You could do something like this to achieve the effect you are after:
$_GET['id']=$somevar;
include('myFile.php');
However, it sounds like you are using this include like some kind of function call (you mention calling it repeatedly with different arguments).
In this case, why not turn it into a regular function, included once and called multiple times?
An include is just like a code insertion. You get in your included code the exact same variables you have in your base code. So you can do this in your main file :
<?
if ($condition == true)
{
$id = 12345;
include 'myFile.php';
}
?>
And in "myFile.php" :
<?
echo 'My id is : ' . $id . '!';
?>
This will output :
My id is 12345 !
If you are going to write this include manually in the PHP file - the answer of Daff is perfect.
Anyway, if you need to do what was the initial question, here is a small simple function to achieve that:
<?php
// Include php file from string with GET parameters
function include_get($phpinclude)
{
// find ? if available
$pos_incl = strpos($phpinclude, '?');
if ($pos_incl !== FALSE)
{
// divide the string in two part, before ? and after
// after ? - the query string
$qry_string = substr($phpinclude, $pos_incl+1);
// before ? - the real name of the file to be included
$phpinclude = substr($phpinclude, 0, $pos_incl);
// transform to array with & as divisor
$arr_qstr = explode('&',$qry_string);
// in $arr_qstr you should have a result like this:
// ('id=123', 'active=no', ...)
foreach ($arr_qstr as $param_value) {
// for each element in above array, split to variable name and its value
list($qstr_name, $qstr_value) = explode('=', $param_value);
// $qstr_name will hold the name of the variable we need - 'id', 'active', ...

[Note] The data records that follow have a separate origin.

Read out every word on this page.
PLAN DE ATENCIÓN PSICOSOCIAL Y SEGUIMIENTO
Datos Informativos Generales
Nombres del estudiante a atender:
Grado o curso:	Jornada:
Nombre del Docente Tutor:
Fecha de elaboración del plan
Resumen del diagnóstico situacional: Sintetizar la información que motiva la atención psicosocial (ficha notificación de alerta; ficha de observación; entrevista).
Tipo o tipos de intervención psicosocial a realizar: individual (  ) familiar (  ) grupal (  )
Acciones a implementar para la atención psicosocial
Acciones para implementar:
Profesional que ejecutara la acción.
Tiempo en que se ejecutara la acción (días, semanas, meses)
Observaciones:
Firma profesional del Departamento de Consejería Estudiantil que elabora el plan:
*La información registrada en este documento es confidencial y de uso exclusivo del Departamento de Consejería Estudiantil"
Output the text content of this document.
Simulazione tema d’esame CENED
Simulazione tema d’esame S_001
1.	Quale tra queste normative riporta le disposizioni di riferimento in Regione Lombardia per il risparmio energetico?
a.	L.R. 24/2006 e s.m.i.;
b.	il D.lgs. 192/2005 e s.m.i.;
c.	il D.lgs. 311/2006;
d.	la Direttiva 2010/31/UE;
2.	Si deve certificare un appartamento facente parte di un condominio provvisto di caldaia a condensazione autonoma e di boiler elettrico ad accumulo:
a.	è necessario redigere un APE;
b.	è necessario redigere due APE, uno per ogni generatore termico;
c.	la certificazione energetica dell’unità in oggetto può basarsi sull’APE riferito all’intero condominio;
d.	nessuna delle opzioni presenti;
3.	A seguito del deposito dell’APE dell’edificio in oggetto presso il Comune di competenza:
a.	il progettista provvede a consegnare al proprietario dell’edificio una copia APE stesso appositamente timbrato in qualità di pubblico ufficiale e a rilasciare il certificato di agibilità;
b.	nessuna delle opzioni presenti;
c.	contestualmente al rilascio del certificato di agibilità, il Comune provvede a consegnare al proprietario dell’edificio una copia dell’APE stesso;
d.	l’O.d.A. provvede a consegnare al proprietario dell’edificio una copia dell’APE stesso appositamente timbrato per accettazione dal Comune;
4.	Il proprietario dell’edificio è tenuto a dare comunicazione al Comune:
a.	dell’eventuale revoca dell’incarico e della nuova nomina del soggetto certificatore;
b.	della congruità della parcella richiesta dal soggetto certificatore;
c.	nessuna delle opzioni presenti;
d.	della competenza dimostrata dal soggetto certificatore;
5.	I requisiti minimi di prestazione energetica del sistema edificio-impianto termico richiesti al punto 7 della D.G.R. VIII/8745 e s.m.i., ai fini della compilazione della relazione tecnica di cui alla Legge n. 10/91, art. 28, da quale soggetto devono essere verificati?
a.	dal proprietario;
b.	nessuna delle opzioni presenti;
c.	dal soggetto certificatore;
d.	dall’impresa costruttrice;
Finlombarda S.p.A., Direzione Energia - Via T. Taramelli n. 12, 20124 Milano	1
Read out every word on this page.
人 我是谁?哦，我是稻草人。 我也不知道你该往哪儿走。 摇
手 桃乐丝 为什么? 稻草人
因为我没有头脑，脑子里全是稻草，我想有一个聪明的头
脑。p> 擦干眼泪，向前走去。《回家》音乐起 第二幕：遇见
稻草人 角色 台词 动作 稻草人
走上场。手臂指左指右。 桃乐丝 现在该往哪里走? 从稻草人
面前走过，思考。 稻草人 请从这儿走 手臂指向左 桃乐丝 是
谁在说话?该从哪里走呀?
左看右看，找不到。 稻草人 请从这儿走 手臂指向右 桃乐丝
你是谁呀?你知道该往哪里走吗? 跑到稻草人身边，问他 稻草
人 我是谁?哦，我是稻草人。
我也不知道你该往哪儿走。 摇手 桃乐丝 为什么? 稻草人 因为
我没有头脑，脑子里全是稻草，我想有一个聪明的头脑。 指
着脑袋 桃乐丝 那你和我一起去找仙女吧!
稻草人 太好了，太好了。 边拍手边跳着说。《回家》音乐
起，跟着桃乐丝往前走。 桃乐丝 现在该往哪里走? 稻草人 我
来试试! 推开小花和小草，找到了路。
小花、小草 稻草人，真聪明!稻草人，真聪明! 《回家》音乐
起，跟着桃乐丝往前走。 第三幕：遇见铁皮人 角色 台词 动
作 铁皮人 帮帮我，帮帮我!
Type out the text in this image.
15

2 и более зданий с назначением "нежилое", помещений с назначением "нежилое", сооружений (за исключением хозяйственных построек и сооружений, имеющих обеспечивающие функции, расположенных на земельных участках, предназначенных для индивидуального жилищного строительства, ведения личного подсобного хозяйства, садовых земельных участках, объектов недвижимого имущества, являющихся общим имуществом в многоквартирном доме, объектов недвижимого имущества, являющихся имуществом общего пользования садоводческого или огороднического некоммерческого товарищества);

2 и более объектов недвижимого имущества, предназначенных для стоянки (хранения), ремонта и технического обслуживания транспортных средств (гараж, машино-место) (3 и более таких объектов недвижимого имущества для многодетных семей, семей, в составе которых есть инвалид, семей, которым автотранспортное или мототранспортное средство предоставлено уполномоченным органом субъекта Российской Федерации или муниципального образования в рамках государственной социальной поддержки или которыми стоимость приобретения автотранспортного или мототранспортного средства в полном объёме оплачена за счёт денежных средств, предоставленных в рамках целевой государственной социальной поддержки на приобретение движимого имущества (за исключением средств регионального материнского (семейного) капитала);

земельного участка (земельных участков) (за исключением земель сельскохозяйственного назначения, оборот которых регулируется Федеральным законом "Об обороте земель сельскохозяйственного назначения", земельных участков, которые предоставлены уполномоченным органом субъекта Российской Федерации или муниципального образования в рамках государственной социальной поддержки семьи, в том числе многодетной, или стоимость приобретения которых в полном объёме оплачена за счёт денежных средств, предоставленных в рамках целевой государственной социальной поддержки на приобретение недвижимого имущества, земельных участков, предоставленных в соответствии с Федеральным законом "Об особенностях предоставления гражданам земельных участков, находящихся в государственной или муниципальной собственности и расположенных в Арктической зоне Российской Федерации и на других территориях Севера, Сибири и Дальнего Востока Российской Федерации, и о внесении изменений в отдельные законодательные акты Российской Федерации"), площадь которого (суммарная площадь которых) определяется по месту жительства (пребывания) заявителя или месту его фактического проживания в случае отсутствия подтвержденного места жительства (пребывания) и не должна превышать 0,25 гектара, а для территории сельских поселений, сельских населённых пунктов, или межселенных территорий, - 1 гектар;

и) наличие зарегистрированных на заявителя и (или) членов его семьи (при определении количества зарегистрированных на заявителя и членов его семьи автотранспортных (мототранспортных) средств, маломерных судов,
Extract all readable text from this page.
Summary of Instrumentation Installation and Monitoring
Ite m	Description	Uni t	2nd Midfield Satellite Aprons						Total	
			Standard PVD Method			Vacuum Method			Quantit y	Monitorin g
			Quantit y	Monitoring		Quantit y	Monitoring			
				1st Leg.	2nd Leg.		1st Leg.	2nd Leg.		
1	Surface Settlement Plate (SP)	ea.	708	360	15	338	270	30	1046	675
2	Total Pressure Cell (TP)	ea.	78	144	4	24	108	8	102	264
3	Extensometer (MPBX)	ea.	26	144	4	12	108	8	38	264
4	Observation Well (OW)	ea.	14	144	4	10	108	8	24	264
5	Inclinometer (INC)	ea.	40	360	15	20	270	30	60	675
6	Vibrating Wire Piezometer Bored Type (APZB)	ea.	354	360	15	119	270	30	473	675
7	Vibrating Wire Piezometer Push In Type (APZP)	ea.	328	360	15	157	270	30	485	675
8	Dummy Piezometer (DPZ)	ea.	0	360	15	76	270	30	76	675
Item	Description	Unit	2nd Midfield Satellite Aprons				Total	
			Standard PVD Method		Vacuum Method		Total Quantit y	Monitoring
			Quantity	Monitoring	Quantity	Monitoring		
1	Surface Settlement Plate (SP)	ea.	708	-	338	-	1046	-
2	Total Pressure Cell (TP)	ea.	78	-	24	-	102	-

// $qstr_value - the corresponding value
// $$qstr_name - this construction creates variable variable
// this means from variable $qstr_name = 'id', adding another $ sign in front you will receive variable $id
// the second iteration will give you variable $active and so on
$$qstr_name = $qstr_value;
}
}
// now it's time to include the real php file
// all necessary variables are already defined and will be in the same scope of included file
include($phpinclude);
}
?>
I'm using this variable variable construction very often.
The simplest way to do this is like this
index.php
<?php $active = 'home'; include 'second.php'; ?>
second.php
<?php echo $active; ?>
You can share variables since you are including 2 files by using "include"
In the file you include, wrap the html in a function.
<?php function($myVar) {?>
<div>
<?php echo $myVar; ?>
</div>
<?php } ?>
In the file where you want it to be included, include the file and then call the function with the parameters you want.
I know this has been a while, however, Iam wondering whether the best way to handle this would be to utilize the be session variable(s)
In your myFile.php you'd have
<?php
$MySomeVAR = $_SESSION['SomeVar'];
?>
And in the calling file
<?php
session_start();
$_SESSION['SomeVar'] = $SomeVAR;
include('myFile.php');
echo $MySomeVAR;
?>
Would this circumvent the "suggested" need to Functionize the whole process?
I have ran into this when doing ajax forms where I include multiple field sets. Taking for example an employment application. I start out with one professional reference set and I have a button that says "Add More". This does an ajax call with a $count parameter to include the input set again (name, contact, phone.. etc) This works fine on first page call as I do something like:
<?php
include('references.php');`
?>
User presses a button that makes an ajax call ajax('references.php?count=1'); Then inside the references.php file I have something like:
<?php
$count = isset($_GET['count']) ? $_GET['count'] : 0;
?>
I also have other dynamic includes like this throughout the site that pass parameters. The problem happens when the user presses submit and there is a form error. So now to not duplicate code to include those extra field sets that where dynamically included, i created a function that will setup the include with the appropriate GET params.
<?php
function include_get_params($file) {
$parts = explode('?', $file);
if (isset($parts[1])) {
parse_str($parts[1], $output);
foreach ($output as $key => $value) {
$_GET[$key] = $value;
}
}
include($parts[0]);
}
?>
The function checks for query params, and automatically adds them to the $_GET variable. This has worked pretty good for my use cases.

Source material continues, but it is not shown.